Sementara Kinan mencoba menenangkan Nyonya Rose agar wanita itu tidak stres dan berbahaya bagi kesehatannya. Setelah dibujuk sedemikian rupa, akhirnya Nyonya Rose menurut untuk tidur siang.

 

Kinan menutup pintu kamar Nyonya Rose dengan hati-hati. Saat hendak memutar badan, sosok tegap itu berdiri di hadapannya, hingga membuat Kinan tidak sengaja menabrak dada Shaka. Kedua tangan Shaka mencekal lengan Kinan erat.
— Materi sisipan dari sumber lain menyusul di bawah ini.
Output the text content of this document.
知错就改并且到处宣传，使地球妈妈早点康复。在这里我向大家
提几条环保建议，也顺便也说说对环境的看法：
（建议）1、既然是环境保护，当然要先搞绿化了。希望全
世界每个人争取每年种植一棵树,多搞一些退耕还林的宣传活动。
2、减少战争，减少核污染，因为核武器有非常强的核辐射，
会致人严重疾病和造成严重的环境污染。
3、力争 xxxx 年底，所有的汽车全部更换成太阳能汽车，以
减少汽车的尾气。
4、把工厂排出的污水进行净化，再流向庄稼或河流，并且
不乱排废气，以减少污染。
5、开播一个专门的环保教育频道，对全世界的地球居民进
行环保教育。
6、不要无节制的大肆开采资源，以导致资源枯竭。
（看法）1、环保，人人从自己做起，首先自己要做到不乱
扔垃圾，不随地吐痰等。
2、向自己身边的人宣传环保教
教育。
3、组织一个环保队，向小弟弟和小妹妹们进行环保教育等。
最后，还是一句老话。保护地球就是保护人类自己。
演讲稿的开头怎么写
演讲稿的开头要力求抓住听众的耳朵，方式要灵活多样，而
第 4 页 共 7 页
 "Bagus ya, kamu nggak melaporkan detail semalam pada Oma," kekeh Shaka. Ia terus mencekal kedua lengan Kinan meskipun gadis itu dengan sekuat tenaga berusaha untuk melepaskan diri.

"Saya tidak ingin membahayakan kesehatan Nyonya Besar dengan melaporkan perbuatan Tuan. Tolong lepaskan saya." Kinan hampir putus asa karena cekalan tangan Shaka begitu kuat.

 

"Bagus. Artinya, aku bisa berbuat yang lebih dari semalam. Seperti ini contohnya ...." Shaka mendekatkan wajahnya ke arah Kinan.

"Tuan mau ap ... mmmph!" Mulut Kinan dibungkam dengan bibir Shaka. Gadis itu terkejut bukan main.

Plak

Satu tamparan Kinan mendarat di pipi Shaka, begitu ia bisa melepaskan diri dari cekalan pria itu.

Kinan menatap Shaka nanar. Ia cukup terkejut dengan keberaniannya menampar Tuan Muda Adiwiguna. Entah apa yang merasukinya barusan. Yang jelas, saat bibir Shaka tiba-tiba bersentuhan dengan bibirnya, darahnya mendidih dan amarahnya meluap. 

Shaka tertawa seraya mengelus pipinya yang kini memerah. Bukan tawa senang tentunya, namun lebih kepada tawa miris dan syok.

 Dia baru saja ditampar seorang perempuan, yang bahkan seorang perempuan biasa. Harga dirinya benar-benar terinjak-injak. Seorang Shaka Adiwiguna, putra dan pewaris tunggal keluarga Adiwiguna, ditampar perawat neneknya sendiri. 

Keduanya saling menatap dengan perasaan masing-masing yang tercampur aduk. Di sisi Shaka, tentu saja ia marah. Sementara di sisi Kinan, gadis itu merasa puas sekaligus takut. Sepertinya ia baru saja menabuhkan genderang perang dengan Shaka.